Ma, abbandonata la lunga stagione dei commissariamenti, troppo spesso luoghi ideali di corruzione e immobilismo, oggi regioni come Sardegna e Campania, improntando la gestione sulla raccolta differenziata, attraverso un quadro organizzativo e una migliore impostazione tecnico-economica, hanno raggiunto percentuali del 50%.
La Sicilia, invece, staccata di parecchio dalle altre regioni, che fa?
«Chiede il commissariamento, che dovrebbe rappresentare un affronto per chi governa, in quanto atto d’imperio che certifica l’incapacità di chi governa, invece, con sfrontatezza, viene invocato per poter “esercitare nella legalità” azioni meretrici in deroga alle leggi, in nome e per “conto” dell’emergenza.
Questa direzione “ostinata e contraria” alla pianificazione e all’adozione delle migliori pratiche -in linea tecnica ed economica- ci ha fatto precipitare nel baratro. Cosa c’è in fondo al baratro? La buca, la discarica, accompagnate nei momenti più alti della crisi, dagli inceneritori, come promessa e ricetta da sbandierare per superare l’emergenza di cui ci si è resi responsabili.»
Ma quali conseguenze comporta la mancata approvazione del Piano rifiuti?
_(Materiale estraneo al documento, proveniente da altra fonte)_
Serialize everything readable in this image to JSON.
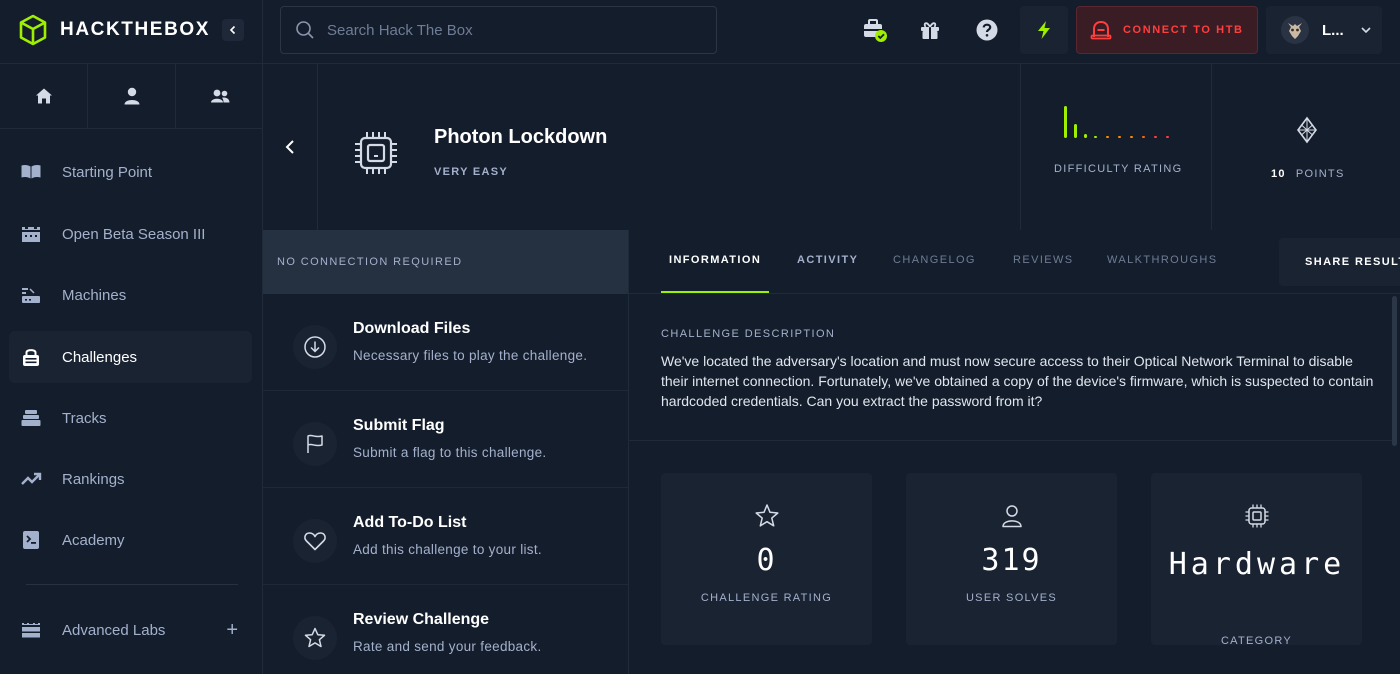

Per Angelini il Piano dei rifiuti regionale «deve solo individuare “le aree idonee e non idonee”, in cui è possibile realizzare gli impianti, e demandare ai soggetti territoriali, il compito di scegliere e di realizzare gli impianti necessari per assicurare l’autosufficienza gestionale».
«In sostanza – scrive – la regione non è il soggetto decisore (come surrettiziamente avviene), ma svolge un ruolo di mera programmazione. Ebbene, il punto 1, innesca l’ipotetica possibilità che per affari lucrosi, come quelli delle discariche, altri soggetti, in seguito alle mappature delle “aree idonee” si offrono per realizzare impianti di smaltimento, proponendo tariffe competitive, rompendo o riducendo i lucrosi affari dei monopolisti delle discariche. Il punto 2, toglierebbe alla regione il ruolo di arbitro per la realizzazione degli impianti, quindi, si sgretolerebbe quel aggregato di “bravi” (manzonianamente) funzionari che in questi anni hanno fatto ciò che non avrebbero potuto fare in punta di diritto.»
«Nel primo caso, si romperebbe il monopolio e nel secondo, verrebbe meno il ruolo di manovra/controllo esercitato in regione.»